# Cork Recommendations



## Longtrain (Dec 1, 2014)

I've been wining like crazy and will have a considerable amount of bottling to do in next 6 months. Probably close to 30 gallons of which 50% will be port. I have used the standard "2 year" corks for a while and they serve me well, until I realize that a lot of this wine will go 4-5 years or so. 

What cork is recommended to go comfortably to 5 years post bottling. I will squirrel away a few bottles of port from each batch to see what long storage will do maybe up to 10 years.

Thanks,

Tony


----------



## richmke (Dec 2, 2014)

My personal favorite is Nomacorc. If you go with real cork, you need a high quality cork for 5-10 years.


----------



## wineforfun (Dec 2, 2014)

What is the "standard 2yr. cork"?

I always use a 1 3/4" #9 basic agglomerated cork.


----------



## MrKevin (Dec 2, 2014)

I use #1 grade #9 real corks but there about 50 cents each where I live.


----------



## Boatboy24 (Dec 2, 2014)

I was using the "perfect agglomerate" corks from FineVineWines - the #9x1 3/4. They've been great. If you can use a larger quantity (1,000 or more), I highly recommend Lafitte Cork and Capsule.


----------



## Longtrain (Dec 2, 2014)

Thanks for the direction. #9 -1 3/4 looks good.


----------



## garymc (Dec 2, 2014)

1. What Mrkevin said.
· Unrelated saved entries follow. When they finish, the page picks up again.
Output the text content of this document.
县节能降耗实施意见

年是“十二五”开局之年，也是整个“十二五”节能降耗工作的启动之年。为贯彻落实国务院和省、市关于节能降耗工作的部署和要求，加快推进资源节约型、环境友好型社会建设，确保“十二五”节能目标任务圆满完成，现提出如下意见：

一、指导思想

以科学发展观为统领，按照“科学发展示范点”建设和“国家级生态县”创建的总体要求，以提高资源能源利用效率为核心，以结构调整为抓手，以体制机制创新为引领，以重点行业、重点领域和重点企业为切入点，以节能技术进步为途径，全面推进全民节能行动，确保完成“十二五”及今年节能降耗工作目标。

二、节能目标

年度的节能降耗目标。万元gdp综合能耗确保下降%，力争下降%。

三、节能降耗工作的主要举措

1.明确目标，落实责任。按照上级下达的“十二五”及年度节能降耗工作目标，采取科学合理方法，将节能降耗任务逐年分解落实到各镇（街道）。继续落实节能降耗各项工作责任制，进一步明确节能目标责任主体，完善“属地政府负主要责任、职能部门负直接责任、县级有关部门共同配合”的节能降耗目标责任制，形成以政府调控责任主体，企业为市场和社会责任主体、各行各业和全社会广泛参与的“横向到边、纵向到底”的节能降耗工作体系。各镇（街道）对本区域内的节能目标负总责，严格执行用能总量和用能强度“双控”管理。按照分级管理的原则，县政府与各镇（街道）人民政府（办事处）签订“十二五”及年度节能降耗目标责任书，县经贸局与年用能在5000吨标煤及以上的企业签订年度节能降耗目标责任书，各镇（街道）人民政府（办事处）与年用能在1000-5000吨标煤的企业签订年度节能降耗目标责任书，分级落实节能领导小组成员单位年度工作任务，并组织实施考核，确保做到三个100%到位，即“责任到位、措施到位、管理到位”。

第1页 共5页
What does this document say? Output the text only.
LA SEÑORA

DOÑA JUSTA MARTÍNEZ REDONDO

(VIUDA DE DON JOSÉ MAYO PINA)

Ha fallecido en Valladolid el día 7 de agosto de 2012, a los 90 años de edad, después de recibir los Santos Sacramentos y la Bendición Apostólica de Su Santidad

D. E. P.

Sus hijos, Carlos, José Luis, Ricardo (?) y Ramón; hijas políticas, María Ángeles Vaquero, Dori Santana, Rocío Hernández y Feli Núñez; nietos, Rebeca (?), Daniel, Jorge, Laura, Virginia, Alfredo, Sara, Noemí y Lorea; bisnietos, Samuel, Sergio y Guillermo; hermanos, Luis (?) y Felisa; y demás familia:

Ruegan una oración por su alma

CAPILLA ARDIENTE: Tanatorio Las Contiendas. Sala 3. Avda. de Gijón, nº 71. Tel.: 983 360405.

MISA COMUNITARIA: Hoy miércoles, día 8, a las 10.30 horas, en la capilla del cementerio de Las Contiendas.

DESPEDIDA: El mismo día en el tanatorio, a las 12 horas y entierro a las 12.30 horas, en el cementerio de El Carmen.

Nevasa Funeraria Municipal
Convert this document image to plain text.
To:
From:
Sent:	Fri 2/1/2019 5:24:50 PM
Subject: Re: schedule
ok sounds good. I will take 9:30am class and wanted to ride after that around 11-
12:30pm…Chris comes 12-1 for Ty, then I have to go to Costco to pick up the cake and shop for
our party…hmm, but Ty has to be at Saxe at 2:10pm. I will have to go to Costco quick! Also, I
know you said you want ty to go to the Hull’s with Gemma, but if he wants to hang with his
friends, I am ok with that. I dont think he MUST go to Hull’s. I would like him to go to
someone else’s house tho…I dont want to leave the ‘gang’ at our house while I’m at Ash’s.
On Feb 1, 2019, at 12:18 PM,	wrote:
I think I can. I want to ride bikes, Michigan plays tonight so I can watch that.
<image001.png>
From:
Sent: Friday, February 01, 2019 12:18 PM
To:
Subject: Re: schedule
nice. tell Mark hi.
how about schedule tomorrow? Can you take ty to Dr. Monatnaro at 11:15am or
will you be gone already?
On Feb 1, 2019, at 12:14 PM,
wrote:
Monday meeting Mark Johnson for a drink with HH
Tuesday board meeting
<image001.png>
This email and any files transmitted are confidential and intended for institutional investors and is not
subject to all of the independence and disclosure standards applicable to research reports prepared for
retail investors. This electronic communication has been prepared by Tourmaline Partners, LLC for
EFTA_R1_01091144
Real corks for the long term aging and improving in the bottle.
2. Dual disk agglomerated for wine that could end up going 2 years. 
3. Agglomerated for wine that will be consumed soon. 
Nomacorcs are fine for long term storage, but they won't age the wine like real cork. I use an assortment of different types. If I have a five gallon batch, I might put real corks in five bottles and cheap agglomerated in the rest. Or 50/50, depending on the wine and it's aging prospects.